United Nations Disarmament Yearbook 1984

image of United Nations Disarmament Yearbook 1984
The volume 9 compiles the disarmament resolutions and decisions of the General Assembly, the voting patterns in the General Assembly and the First Committee report and dates of their adoption.



The question of general and complete disarmament

A Comprehensive Solution to the Problem of Disarmament has been on the agenda of international deliberative and negotiating forums within or outside the United Nations almost since the end of the Second World War. Under the Charter, the Member States solemnly committed themselves to the purposes and principles of the Organization, the primary purpose being “to maintain international peace and security” (Article 1). In order to promote that purpose “with the least diversion for armaments of the world’s human and economic resources” (Article 26), they conferred specific responsibilities in connection with disarmament and the regulation of armaments on the Security Council and the General Assembly.
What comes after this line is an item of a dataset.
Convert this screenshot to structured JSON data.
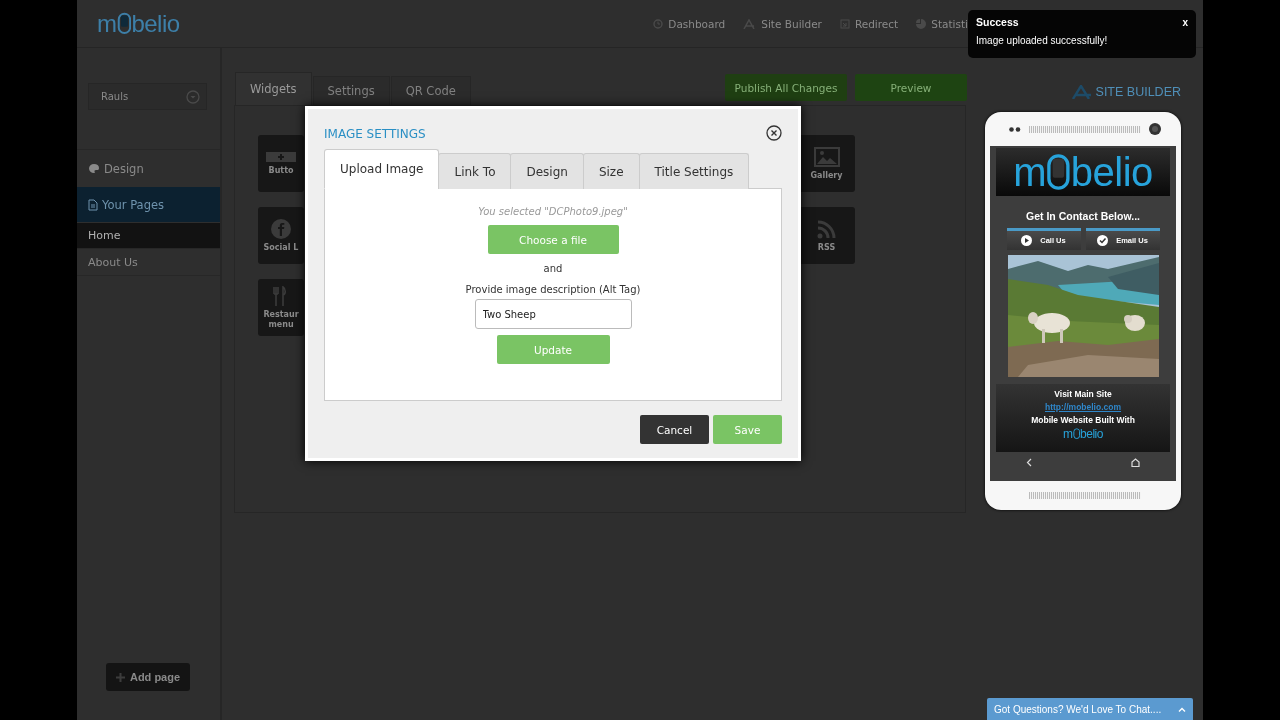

The first resolution of the General Assembly, adopted on 24 January 1946, established the Atomic Energy Commission and stated, in the Commission’s terms of reference, that it should make specific proposals, inter alia, “for the elimination from national armaments of atomic weapons and of all other major weapons adaptable to mass destruction”. A year later, on 13 February 1947, the Security Council established a second body, the Commission for Conventional Armaments. Until 1950, separate negotiations were held in the two Commissions.